Kantorowicz was born as the son of Wilhelm and Rosa Kantorowicz, nee Gieldzinska, in the capital of the Prussian province of Posen in the Kingdom of Prussia . In 1884 he moved to Berlin with his parents and siblings Alfred , Erich and Else . Kantorowicz studied in Berlin and Geneva , received his doctorate in Heidelberg in 1904 and completed his habilitation in 1907 at the University of Freiburg im Breisgau . There he taught first as a private lecturer, from 1913 as a non-budgetary and from 1923 as a regular associate professor until 1929 (with an interruption in 1927 when he taught as a visiting professor at Columbia University ). He was then a full professor at Kiel University as the successor to Gustav Radbruch (1929–1933). The seizure of power by the National Socialists experienced Kantorowicz in Florence . Only a good two weeks after the law to restore the civil service came into force on April 7, 1933, he was put into temporary retirement. The final discharge followed in September 1933. The same fate befell his brother, the famous dentist Alfred Kantorowicz . Georg Dahm took over from Hermann Kantorowicz . Kantorowicz emigrated to the United States of America , where he taught at City College in New York (1933–1934) before moving to England . There he taught at the London School of Economics and at All Souls College , Oxford and at Cambridge University (1934–1937). From 1937 until his death in 1940 he was Assistant Director of Research in Law at Cambridge.

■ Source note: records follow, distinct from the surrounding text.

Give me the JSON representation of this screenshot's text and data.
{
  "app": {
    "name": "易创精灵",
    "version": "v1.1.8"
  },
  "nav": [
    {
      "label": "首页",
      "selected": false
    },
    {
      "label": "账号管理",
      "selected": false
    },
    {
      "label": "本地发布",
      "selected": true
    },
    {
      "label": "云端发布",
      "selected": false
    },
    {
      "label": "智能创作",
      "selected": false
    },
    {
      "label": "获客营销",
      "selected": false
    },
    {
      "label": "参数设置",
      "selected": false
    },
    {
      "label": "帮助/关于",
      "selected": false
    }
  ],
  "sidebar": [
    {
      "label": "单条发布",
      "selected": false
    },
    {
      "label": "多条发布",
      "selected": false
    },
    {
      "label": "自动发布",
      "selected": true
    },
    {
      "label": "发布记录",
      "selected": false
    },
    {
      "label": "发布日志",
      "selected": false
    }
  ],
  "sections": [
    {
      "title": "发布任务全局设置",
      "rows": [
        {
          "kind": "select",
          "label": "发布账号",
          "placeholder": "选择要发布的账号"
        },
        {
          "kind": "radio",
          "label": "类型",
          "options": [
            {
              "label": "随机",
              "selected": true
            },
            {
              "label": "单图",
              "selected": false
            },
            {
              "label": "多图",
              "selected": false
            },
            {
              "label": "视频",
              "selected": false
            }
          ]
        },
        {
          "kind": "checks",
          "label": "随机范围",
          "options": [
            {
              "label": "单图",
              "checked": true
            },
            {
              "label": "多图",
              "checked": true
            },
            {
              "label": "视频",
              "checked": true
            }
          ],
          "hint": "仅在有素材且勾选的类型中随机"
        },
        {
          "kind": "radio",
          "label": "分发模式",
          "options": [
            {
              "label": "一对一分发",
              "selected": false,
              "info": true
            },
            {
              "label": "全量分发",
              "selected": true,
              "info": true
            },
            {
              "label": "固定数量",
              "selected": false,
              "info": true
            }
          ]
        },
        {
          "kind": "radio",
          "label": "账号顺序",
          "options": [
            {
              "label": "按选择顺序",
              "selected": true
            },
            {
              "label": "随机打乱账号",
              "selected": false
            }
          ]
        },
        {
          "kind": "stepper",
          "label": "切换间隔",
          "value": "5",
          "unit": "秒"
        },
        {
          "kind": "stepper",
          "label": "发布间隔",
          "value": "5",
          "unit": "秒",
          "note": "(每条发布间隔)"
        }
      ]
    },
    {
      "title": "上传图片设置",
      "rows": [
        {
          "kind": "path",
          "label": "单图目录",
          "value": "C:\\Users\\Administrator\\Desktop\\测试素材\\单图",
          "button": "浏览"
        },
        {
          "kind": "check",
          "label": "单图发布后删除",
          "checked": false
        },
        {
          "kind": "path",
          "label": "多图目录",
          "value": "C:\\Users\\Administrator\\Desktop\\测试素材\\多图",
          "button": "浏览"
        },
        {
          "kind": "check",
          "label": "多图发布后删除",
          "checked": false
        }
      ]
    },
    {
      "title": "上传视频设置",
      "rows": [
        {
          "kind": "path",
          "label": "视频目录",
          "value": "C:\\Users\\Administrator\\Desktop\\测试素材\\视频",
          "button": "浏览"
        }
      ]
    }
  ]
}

Kantorowicz married Johanna Dorothea Rosenstock on April 23, 1904, daughter of the Berlin banker Theodor Rosenstock. From the marriage the children emerged: Lorenzo, Otto Paul Theodor, Ludwig Hans and Hildegard Dorothea. From July 26, 1923, he was married to Hildegard Anna Maria Kalin, a primary and secondary school teacher, in his second marriage. With her he had two sons, Thomas Albert and Frank Wilhelm Eduard.

Hermann Kantorowicz left the Jewish religious community .

Scientific work

Kantorowicz was one of the leading representatives of the so-called Free Law School , an influential school of thought within German law at the turn of the 19th and 20th centuries. The legal positivism in the Empire , in the so-called conceptual jurisprudence found its expression, a legal theory should be opposed, which could be of increasing distance from the state-legal and social reality meet. The aim was to enforce progressive ideas in a reactionary legal system through the free decision of judges, whose commitment to legal texts should be reduced. Kantorowicz and the free law theory assumed that law is not only contained in laws. Kantorowicz calls the law not contained in the statutes - but nonetheless living - free law. “From free law, finally, the law must be closed in on itself, its gaps must be filled.” The gaps can only be filled by legal norms, because the decision of a judge must be a legal one. These norms are created by the judge, who not only has legal knowledge but also legal creation tasks. Accordingly, the judge should be given the greatest possible freedom with regard to the legal provisions. The free judicial discretion is the basic principle of the application of the law.

Who founded the doctrine of free law is still the subject of discussions today. Among others, Eugen Ehrlich made use of this service. He claimed to have formulated the corresponding thoughts as early as 1888. Under the pseudonym Gnaeus Flavius , Kantorowicz wrote a pamphlet for the doctrine of free law, the strong formulations of which actually turn this treatise into a pamphlet: "May this pamphlet advertise new fighters for the liberation struggle of jurisprudence, for the storming of the last bastion of scholasticism." Quite apart from that Of all the debates on justification, this text is today often seen as the central expression of the thinking in free law.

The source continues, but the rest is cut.